Stenn berkata “Rambut panjang dapat menentukan status, utamanya ketika gaya rambut bertambah kompleks, maka anda memerlukan orang lain untuk mengurusinya, yang berarti anda membutuhkan harta untuk mewujudkannya.” Pria keturunan bangsawan terbiasa dengan gaya hidup seperti itu dan terkadang membiarkan rambutnya tumbuh panjang.

Logika tentang kesehatan merawat rambut itu nampaknya lebih dapat saya terima ketimbang sangkutpautnya dengan derajat intelektual dan dekadensi moral. Indonesia bukanlah negara dengan idola berambut cepak seperti Kim Jong Un yang membatasi 15 gaya rambut pria ke dalam peraturan sah negara dengan alasan irasional. Kebebasan bergaya rambut seharusnya merupakan permasalahan individu yang ditanggung sendiri.
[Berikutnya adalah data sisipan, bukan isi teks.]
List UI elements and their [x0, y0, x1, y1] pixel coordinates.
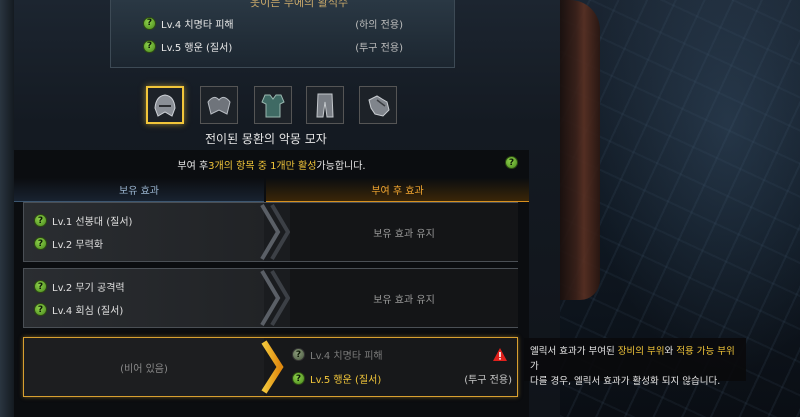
top-effect-row: ? Lv.5 행운 (질서) (투구 전용)	[143, 38, 403, 54]
effect-part: (투구 전용)	[464, 375, 512, 386]
notice-text: 부여 후	[177, 160, 209, 172]
owned-effect: ? Lv.2 무력화	[34, 236, 103, 251]
shoulder-icon	[207, 96, 231, 115]
effect-part: (투구 전용)	[355, 42, 403, 54]
question-icon[interactable]: ?	[143, 39, 156, 53]
chevron-right-icon	[260, 203, 290, 261]
column-header-owned: 보유 효과	[14, 178, 264, 202]
effect-label: Lv.1 선봉대 (질서)	[52, 217, 133, 228]
result-text: 보유 효과 유지	[373, 228, 435, 240]
equipment-slot-gloves[interactable]	[359, 86, 397, 124]
effect-row[interactable]: ? Lv.1 선봉대 (질서) ? Lv.2 무력화 보유 효과 유지	[23, 202, 518, 262]
effect-label: Lv.5 행운 (질서)	[310, 375, 382, 386]
selected-item-title: 전이된 몽환의 악몽 모자	[205, 132, 327, 146]
notice-text: 가능합니다.	[316, 160, 366, 172]
help-icon[interactable]: ?	[505, 156, 518, 169]
after-effect: ? Lv.4 치명타 피해	[292, 347, 512, 362]
effect-label: Lv.4 치명타 피해	[310, 351, 383, 362]
gloves-icon	[368, 95, 390, 117]
question-icon[interactable]: ?	[143, 16, 156, 30]
owned-effect: ? Lv.4 회심 (질서)	[34, 302, 123, 317]
effect-label: Lv.2 무력화	[52, 240, 104, 251]
equipment-slot-pants[interactable]	[306, 86, 344, 124]
top-effect-row: ? Lv.4 치명타 피해 (하의 전용)	[143, 15, 403, 31]
chest-armor-icon	[261, 94, 285, 118]
effect-row-selected[interactable]: (비어 있음) ? Lv.4 치명타 피해 ? Lv.5 행운 (질서) (투구…	[23, 337, 518, 397]
helmet-icon	[154, 94, 176, 117]
character-figure	[560, 0, 600, 300]
tooltip-line-1: 엘릭서 효과가 부여된 장비의 부위와 적용 가능 부위가	[530, 346, 735, 372]
row-left-panel	[24, 269, 264, 327]
effect-label: Lv.2 무기 공격력	[52, 283, 125, 294]
warning-icon[interactable]	[493, 348, 507, 361]
row-left-panel	[24, 203, 264, 261]
result-text: 보유 효과 유지	[373, 294, 435, 306]
pants-icon	[316, 93, 334, 118]
effect-part: (하의 전용)	[355, 19, 403, 31]
owned-effect: ? Lv.2 무기 공격력	[34, 279, 125, 294]
owned-effect: ? Lv.1 선봉대 (질서)	[34, 213, 132, 228]
equipment-slot-shoulder[interactable]	[200, 86, 238, 124]
empty-slot-text: (비어 있음)	[120, 363, 168, 375]
question-icon[interactable]: ?	[34, 214, 47, 227]
column-header-after: 부여 후 효과	[266, 178, 529, 202]
effect-label: Lv.5 행운 (질서)	[161, 42, 233, 54]
left-frame	[0, 0, 14, 417]
question-icon[interactable]: ?	[292, 372, 305, 385]
equipment-slot-chest[interactable]	[254, 86, 292, 124]
warning-tooltip: 엘릭서 효과가 부여된 장비의 부위와 적용 가능 부위가 다를 경우, 엘릭서…	[524, 338, 746, 387]
effect-row[interactable]: ? Lv.2 무기 공격력 ? Lv.4 회심 (질서) 보유 효과 유지	[23, 268, 518, 328]
equipment-slot-helmet[interactable]	[146, 86, 184, 124]
tooltip-line-2: 다를 경우, 엘릭서 효과가 활성화 되지 않습니다.	[530, 376, 721, 387]
question-icon[interactable]: ?	[292, 348, 305, 361]
question-icon[interactable]: ?	[34, 237, 47, 250]
top-panel-title: 옷이는 무에의 활석수	[250, 0, 349, 9]
top-effects-panel	[110, 0, 455, 68]
chevron-right-icon	[261, 340, 284, 394]
question-icon[interactable]: ?	[34, 303, 47, 316]
notice-highlight: 3개의 항목 중 1개만 활성	[208, 160, 317, 172]
activation-notice: 부여 후 3개의 항목 중 1개만 활성 가능합니다.	[14, 150, 529, 178]
after-effect: ? Lv.5 행운 (질서) (투구 전용)	[292, 371, 512, 386]
effect-label: Lv.4 회심 (질서)	[52, 306, 124, 317]
question-icon[interactable]: ?	[34, 280, 47, 293]
effect-label: Lv.4 치명타 피해	[161, 19, 234, 31]
chevron-right-icon	[260, 269, 290, 327]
Kalaupun negara kepalang serius mengurusi rambut warganya. Rasionalitas tentang kesehatan nampaknya lebih tepat diberikan pada golongan muda Indonesia ketimbang menuduh kaum berambut panjang sebagai pemberontak dan kumpulan orang tidak berguna. Karena bukan hanya pengamen jalanan dan preman jalanan saja yang tersinggung dengan stereotip tersebut. Akan tetapi pembesar dunia seperti Plato, Newton, dan bahkan nabi-nabi ajaran Samawi nampaknya juga tidak ingin dilabeli sebagai orang tidak berguna.

Kini kembali ke kursi tukang cukur yang sudah 15 menit saya duduki. Seorang pria umur 40-an datang membawa anaknya yang saya nilai masih duduk di bangku sekolah dasar. Kini anak itu duduk di samping saya. Kembali tukang cukur bertanya “Mas mau gaya rambut apa?” Bapaknya menyerobot “Rapihkan saja pinggirnya, sama depan yang nutupin alis, soalnya besok ada razia,” sambil tangannya membimbing. Terbesit di pikiran, kelak si anak akan berontak dari aturan. Menjadi mahasiswa baru berambut gondrong yang ujung-ujungnya dilabeli urakan oleh dosennya.

Hah. Apa peduli saya dengan rambut orang lain?